Tard dans la nuit, après 3 heures de hausse continue, les acclamations se sont soudainement arrêtées
Source : Cercle d'intelligence de Wall Street
Hier soir, le marché a choisi de faire confiance aux données ; dans les prochains jours, il devra répondre à une autre question : va-t-il à nouveau croire aux prix du pétrole.
Les marchés financiers accueillent à nouveau des applaudissements :
- Les actions américaines ont toutes augmenté, l’indice Dow Jones a grimpé de 0,02 %, le S&P 500 de 0,38 %, et le Nasdaq de 0,9 % ;
- Les prix de l’or ont rebondi, atteignant brièvement 4100 dollars en séance, mais clôturant finalement à 4050 ;
- L'indice du dollar américain a fortement chuté en séance, mais a récupéré près de la moitié de ses pertes en fin de journée ;
- Les prix du pétrole continuent d’augmenter, le brut américain atteignant le seuil de 80 dollars ;
- Les obligations américaines rebondissent, le rendement des obligations américaines à 10 ans passant sous le niveau de 4,60 %, clôturant à 4,58 %.
Premièrement, le marché présente à nouveau le schéma classique « baisse du dollar, tout monte » ; il est évident que le marché trade l’anticipation d’une diminution des hausses de taux, la probabilité de hausse en juillet étant tombée à 16 %. Le dollar passe sous le niveau 101, le rendement des obligations américaines à 10 ans descend sous 4,60 %, l’alerte baisse d’un niveau – car les deux s'éloignent d’une confirmation d’un retournement de tendance.
Deuxièmement, les données CPI américaines de juin sont parues – elles sont toutes inférieures aux anticipations du marché, même l’inflation sous-jacente a surprise par sa faiblesse – c’est la donnée d’inflation la plus satisfaisante depuis plusieurs mois, mais le marché n’a pas montré le même enthousiasme. La hausse des actions américaines ne correspond pas à la qualité de ces chiffres, le Dow Jones a à peine progressé, et le Nasdaq moins de 1 %.
Un autre détail mérite d’être noté – gold a atteint un pic puis reculé, montant jusqu’à 4100 dollars puis clôturant à 4050 dollars – après l’annonce du CPI, le prix de l’or a augmenté pendant trois heures, puis a reculé.
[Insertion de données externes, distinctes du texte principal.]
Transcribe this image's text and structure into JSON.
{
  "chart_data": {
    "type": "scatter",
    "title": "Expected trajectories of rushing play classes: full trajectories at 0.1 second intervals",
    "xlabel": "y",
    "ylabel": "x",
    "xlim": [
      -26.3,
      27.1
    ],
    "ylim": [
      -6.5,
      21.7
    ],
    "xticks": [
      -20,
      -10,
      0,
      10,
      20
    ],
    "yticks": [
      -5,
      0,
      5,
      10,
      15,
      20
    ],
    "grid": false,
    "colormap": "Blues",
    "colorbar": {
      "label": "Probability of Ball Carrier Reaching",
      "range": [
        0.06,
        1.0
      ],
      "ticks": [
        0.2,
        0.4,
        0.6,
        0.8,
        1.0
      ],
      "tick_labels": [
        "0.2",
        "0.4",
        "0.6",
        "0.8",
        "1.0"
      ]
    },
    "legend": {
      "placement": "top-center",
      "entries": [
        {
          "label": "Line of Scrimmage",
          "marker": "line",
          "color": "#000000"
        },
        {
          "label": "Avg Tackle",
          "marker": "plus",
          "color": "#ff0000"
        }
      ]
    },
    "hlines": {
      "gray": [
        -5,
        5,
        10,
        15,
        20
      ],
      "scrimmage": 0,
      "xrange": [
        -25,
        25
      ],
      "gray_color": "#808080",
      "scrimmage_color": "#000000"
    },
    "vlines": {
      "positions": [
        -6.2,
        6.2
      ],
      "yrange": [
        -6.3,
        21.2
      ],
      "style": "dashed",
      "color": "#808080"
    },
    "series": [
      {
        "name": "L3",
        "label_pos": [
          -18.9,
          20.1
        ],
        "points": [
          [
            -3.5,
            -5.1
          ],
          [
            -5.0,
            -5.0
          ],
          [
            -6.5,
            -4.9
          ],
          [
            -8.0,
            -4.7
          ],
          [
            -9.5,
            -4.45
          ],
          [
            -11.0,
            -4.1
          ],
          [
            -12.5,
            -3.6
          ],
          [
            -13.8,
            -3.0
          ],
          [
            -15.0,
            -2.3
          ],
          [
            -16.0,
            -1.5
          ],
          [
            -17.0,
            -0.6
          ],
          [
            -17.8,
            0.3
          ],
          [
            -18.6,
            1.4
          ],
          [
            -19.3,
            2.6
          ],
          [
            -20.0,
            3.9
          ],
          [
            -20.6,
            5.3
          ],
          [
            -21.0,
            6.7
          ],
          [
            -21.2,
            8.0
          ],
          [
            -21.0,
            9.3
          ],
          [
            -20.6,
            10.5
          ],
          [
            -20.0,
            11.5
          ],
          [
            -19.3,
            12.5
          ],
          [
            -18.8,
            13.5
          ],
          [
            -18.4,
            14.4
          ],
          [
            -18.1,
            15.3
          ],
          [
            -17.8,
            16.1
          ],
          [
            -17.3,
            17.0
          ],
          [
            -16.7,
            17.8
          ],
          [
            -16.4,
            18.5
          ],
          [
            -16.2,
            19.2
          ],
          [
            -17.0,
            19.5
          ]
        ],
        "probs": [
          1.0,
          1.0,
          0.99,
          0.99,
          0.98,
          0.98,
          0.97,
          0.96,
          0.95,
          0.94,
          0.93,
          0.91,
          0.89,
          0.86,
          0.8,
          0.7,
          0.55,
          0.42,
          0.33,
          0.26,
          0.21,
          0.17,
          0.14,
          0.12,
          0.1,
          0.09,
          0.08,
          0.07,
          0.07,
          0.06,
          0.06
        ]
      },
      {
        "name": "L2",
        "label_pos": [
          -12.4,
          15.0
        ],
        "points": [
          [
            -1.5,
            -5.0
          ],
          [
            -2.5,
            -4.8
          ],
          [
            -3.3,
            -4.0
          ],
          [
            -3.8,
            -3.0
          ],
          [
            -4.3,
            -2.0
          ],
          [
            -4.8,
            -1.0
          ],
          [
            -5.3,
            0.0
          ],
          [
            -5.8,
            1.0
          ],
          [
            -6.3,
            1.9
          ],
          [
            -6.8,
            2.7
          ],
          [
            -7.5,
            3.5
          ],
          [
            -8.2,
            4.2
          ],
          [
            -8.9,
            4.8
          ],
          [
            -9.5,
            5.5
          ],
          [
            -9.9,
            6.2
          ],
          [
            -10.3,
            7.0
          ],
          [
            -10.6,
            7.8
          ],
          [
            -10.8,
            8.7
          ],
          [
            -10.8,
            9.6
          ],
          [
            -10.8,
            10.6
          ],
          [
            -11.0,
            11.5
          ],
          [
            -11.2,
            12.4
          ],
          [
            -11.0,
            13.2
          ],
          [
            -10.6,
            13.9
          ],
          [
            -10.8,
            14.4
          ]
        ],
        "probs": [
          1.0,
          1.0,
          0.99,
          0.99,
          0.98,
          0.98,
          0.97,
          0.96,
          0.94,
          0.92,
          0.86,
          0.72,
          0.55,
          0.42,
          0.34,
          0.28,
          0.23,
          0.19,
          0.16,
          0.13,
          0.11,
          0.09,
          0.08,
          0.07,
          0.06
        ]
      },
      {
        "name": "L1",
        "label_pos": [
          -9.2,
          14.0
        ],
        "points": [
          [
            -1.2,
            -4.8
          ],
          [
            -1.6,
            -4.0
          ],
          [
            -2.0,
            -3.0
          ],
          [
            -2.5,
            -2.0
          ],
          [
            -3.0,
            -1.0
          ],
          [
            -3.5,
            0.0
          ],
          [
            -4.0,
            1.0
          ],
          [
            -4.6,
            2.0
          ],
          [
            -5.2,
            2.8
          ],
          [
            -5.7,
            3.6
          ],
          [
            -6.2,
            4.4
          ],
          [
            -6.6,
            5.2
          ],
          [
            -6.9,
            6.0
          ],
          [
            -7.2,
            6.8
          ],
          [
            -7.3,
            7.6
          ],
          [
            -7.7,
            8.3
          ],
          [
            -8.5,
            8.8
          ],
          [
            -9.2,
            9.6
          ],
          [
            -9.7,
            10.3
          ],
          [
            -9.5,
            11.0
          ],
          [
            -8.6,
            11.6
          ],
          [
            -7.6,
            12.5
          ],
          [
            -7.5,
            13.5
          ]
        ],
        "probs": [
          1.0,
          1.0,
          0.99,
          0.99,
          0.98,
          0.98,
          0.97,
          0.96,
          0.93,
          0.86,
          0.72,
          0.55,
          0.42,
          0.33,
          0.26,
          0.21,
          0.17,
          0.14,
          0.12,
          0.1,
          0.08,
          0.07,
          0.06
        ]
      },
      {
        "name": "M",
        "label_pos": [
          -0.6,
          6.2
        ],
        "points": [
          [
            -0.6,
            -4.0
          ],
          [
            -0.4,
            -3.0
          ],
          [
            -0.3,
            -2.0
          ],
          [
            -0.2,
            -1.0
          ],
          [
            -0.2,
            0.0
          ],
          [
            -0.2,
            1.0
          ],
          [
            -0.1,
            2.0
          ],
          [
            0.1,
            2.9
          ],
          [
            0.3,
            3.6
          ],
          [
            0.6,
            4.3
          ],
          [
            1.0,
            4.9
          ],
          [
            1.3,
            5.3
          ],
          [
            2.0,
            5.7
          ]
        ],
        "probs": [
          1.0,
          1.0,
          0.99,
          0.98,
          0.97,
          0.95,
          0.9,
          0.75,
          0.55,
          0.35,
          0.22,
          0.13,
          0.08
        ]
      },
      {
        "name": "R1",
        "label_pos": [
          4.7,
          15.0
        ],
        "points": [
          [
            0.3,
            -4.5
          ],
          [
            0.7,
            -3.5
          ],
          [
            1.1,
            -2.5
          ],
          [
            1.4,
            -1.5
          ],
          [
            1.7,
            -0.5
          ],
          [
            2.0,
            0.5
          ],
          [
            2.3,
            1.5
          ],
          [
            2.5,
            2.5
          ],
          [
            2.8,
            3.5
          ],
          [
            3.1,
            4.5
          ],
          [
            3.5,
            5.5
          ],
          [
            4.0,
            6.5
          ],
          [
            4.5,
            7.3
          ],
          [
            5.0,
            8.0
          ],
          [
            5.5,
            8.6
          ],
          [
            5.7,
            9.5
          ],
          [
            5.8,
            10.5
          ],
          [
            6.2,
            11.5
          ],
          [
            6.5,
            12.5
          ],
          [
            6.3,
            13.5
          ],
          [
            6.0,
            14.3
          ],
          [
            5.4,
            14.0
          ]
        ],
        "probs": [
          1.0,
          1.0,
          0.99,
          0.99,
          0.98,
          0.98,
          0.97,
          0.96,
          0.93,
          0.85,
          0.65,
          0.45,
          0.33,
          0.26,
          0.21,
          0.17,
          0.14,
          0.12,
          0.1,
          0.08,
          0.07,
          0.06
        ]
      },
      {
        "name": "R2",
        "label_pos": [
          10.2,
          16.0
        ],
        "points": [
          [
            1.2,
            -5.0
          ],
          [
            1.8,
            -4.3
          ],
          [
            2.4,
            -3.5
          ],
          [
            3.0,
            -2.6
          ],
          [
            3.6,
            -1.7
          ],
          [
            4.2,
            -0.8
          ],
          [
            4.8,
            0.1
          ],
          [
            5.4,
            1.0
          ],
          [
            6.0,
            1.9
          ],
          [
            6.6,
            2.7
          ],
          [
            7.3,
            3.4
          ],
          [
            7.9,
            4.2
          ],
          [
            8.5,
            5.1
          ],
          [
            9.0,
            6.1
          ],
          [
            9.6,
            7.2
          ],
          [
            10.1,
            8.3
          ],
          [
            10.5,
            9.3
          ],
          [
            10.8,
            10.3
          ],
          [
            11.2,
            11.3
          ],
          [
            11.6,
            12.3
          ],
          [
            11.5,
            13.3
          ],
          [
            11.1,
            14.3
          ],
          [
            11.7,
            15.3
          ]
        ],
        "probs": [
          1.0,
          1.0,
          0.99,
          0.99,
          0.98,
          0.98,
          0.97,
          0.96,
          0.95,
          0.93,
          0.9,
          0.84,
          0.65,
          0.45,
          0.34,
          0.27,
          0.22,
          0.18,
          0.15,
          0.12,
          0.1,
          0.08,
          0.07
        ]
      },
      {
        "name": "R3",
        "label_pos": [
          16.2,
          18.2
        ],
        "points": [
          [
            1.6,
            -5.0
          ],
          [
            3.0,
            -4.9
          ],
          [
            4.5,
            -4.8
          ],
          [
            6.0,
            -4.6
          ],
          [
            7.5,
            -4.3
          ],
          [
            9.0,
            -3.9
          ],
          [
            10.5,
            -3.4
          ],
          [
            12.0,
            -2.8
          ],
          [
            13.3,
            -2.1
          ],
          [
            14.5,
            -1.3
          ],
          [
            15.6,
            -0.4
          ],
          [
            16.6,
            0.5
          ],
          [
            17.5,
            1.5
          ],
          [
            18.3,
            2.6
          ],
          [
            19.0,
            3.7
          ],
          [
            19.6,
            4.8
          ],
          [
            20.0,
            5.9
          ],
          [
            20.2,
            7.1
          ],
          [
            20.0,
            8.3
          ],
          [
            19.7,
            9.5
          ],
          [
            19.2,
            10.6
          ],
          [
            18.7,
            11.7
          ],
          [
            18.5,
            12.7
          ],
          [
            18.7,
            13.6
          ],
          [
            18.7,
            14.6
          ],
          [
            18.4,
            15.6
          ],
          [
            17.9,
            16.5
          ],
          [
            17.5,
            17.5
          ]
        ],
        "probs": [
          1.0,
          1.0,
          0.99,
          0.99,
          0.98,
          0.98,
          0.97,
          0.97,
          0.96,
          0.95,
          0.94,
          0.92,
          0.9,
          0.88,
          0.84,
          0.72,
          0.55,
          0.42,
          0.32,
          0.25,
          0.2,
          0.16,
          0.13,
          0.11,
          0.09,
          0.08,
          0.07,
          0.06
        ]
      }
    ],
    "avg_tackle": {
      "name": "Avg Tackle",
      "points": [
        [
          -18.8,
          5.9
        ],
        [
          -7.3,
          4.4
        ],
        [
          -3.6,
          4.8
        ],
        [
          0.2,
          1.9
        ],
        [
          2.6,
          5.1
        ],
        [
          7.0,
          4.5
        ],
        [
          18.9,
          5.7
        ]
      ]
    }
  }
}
Les marchés ne sont pas aveuglément optimistes ; d'une part, la détérioration récente de la situation au Moyen-Orient rend les chiffres de juin moins pertinents ; d’autre part, les discours de la présidente de la Fed, Walsh, hier soir n’ont rien de « dovish », la probabilité de hausse des taux en septembre reste proche de 60 %.
De nombreux médias se trompent facilement et diront : « Le CPI refroidit, la Fed est rassurée. »
En réalité, ce n’est pas le cas. Walsh a encore souligné aujourd’hui : Inflation is a choice (L’inflation n’est pas une fatalité, c’est un choix politique).
Troisièmement, le plus grand changement du mardi, ce n’est pas la hausse ou la baisse d’un seul asset, mais le retour du marché à la « fixation des prix par les données », où les chiffres redeviennent la « première variable explicative » du marché.
Dans les prochains jours, il faudra observer attentivement trois variables :
Si le prix du pétrole peut vraiment se maintenir au-dessus de 80 dollars, et si le risque énergétique continue de se transférer à l’inflation ;
Si le rendement des obligations américaines à 10 ans remonte au-dessus de 4,6 %, pour vérifier si le marché obligataire a modifié son jugement ;
Si l’indice du dollar américain met fin à sa correction pour reprendre sa force.
Si les trois variables montent en même temps, l’optimisme apporté par le CPI pourrait n’être qu’un bref répit ; si elles évoluent de façon divergente, le marché pourrait continuer à fonctionner selon le thème « inflation en baisse, reprise de l’appétit pour le risque ».
Hier soir n’a pas marqué une fin, mais le choix d’une nouvelle direction.